In 1952 Weltfish was quoted in the Daily Worker as repeating a claim made by Soviet critics that the US Army had used germ warfare in the Korean War. Shortly thereafter she was subpoenaed to appear in the fall of 1952 before the McCarran Senate Judiciary Committee, where she was questioned. She refused to answer questions about her political affiliations, but when asked about the Daily Worker article, she said that she had been misquoted.
In 1953 Senator Joseph McCarthy's Senate Committee on Governmental Operations was conducting hearings to determine whether un-American literature was being purchased by American libraries. Weltfish was called in for questioning regarding her role in writing the pamphlet, The Races of Mankind, which the committee had declared to be subversive. Two weeks before she was scheduled to appear, Weltfish was told by the trustees of Columbia that her employment contract would not be renewed at the end of the year. The university said she was being dismissed based on the university's adoption of a new policy against the prolonged use of annual contract-based lecturers. But, the university promoted other lecturers affected by the change to tenured positions rather than dismissing them. Weltfish maintained that she was fired because she was a woman. Later historians have concluded that she was fired because the trustees saw her as a political liability, who could threaten funding, in the tense and charged environment during the years of the red scare.
On April 1, 1953, Weltfish was questioned by the United States Senate Subcommittee on Internal Security staffed by Roy Cohn and consisting of senators Joseph McCarthy, Karl Mundt, John McClellan and Stuart Symington. Weltfish responded negatively to the committee's demands that she name colleagues with communist sympathies. Asked about her own political position she refused to answer, invoking the Fifth Amendment. Weltfish simply said that "she thought of herself as a good American and acted on issues as her conscience and knowledge dictated". When asked about the nature of the claim made in the pamphlet that some northern blacks had scored higher on intelligence tests than southern whites, Weltfish responded that particular data set was from the US Army's records.

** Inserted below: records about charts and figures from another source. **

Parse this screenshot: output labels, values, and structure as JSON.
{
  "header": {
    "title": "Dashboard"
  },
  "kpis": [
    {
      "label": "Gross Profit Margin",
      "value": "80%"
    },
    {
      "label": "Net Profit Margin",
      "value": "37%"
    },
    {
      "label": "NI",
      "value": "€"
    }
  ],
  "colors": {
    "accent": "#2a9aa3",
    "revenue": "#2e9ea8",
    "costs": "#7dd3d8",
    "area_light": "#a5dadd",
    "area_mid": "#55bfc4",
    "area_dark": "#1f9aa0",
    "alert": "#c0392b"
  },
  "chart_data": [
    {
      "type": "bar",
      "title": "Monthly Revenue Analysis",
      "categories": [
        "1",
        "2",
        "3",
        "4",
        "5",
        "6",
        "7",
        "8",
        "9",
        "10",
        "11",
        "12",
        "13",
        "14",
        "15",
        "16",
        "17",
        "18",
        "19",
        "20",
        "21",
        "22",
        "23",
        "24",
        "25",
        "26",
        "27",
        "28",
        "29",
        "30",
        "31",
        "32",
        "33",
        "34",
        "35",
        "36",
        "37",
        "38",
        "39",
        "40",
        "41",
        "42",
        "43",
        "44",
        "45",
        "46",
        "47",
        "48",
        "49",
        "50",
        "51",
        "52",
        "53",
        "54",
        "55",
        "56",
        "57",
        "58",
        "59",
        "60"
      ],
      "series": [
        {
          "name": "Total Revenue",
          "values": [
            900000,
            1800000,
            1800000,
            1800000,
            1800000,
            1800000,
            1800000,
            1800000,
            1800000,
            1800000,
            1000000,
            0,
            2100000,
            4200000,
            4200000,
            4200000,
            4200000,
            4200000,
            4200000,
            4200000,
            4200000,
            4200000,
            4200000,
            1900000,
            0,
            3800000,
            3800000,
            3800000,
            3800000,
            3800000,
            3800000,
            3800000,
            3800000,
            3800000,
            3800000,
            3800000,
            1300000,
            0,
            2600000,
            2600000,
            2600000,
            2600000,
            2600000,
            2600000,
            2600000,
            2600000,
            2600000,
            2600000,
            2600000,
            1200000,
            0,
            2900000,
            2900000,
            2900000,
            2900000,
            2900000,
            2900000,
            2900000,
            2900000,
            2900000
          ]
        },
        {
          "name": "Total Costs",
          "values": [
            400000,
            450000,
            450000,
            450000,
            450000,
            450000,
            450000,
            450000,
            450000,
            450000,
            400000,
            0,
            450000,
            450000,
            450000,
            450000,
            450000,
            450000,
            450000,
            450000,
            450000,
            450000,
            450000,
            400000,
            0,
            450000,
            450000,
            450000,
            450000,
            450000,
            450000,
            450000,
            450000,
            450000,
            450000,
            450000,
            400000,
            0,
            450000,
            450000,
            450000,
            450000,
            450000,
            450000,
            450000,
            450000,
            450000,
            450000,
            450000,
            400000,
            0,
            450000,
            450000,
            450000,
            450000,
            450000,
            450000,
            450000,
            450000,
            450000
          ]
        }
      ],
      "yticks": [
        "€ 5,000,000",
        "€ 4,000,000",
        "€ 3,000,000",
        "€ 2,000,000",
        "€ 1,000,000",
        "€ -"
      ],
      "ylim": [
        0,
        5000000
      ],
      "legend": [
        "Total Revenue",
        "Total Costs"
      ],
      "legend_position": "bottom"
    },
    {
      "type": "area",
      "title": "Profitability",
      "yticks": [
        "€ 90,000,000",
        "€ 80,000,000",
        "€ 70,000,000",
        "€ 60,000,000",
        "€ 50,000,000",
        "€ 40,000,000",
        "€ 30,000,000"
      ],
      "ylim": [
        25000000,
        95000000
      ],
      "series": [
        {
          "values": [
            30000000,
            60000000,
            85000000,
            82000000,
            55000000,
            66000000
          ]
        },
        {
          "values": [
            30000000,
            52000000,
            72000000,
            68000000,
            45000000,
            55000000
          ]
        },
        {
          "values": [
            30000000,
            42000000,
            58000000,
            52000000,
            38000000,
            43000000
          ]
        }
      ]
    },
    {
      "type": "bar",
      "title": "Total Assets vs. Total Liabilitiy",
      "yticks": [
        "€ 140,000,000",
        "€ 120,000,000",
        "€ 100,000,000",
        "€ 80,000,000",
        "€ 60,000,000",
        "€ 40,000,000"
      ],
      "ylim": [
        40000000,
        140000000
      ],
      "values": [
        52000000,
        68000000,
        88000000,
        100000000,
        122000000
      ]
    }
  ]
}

Having lost her employment at Columbia, Weltfish was effectively blacklisted and remained unable to find a teaching position for the next eight years. The Nebraska and Bollingen Foundations gave her some financial support, which allowed her to study museum materials from the Pawnee collection at the University of Nebraska. Based on this and her previous field work, she wrote The Lost Universe: Pawnee Life and Culture (1965) about Pawnee history and ethnography.
Later years
In 1961 Weltfish was hired at Fairleigh Dickinson University in New Jersey, where she worked until 1972, having reached the mandatory retirement age of 70. After her retirement from Fairleigh Dickinson, Weltfish continued teaching as a part-time faculty member at the New School for Social Research and Manhattan School of Music in New York City, and as a visiting professor at Rutgers University in New Brunswick, New Jersey. At Rutgers, she participated in a new program in gerontology. She died on August 7, 1980, just 5 days short of her 78th birthday.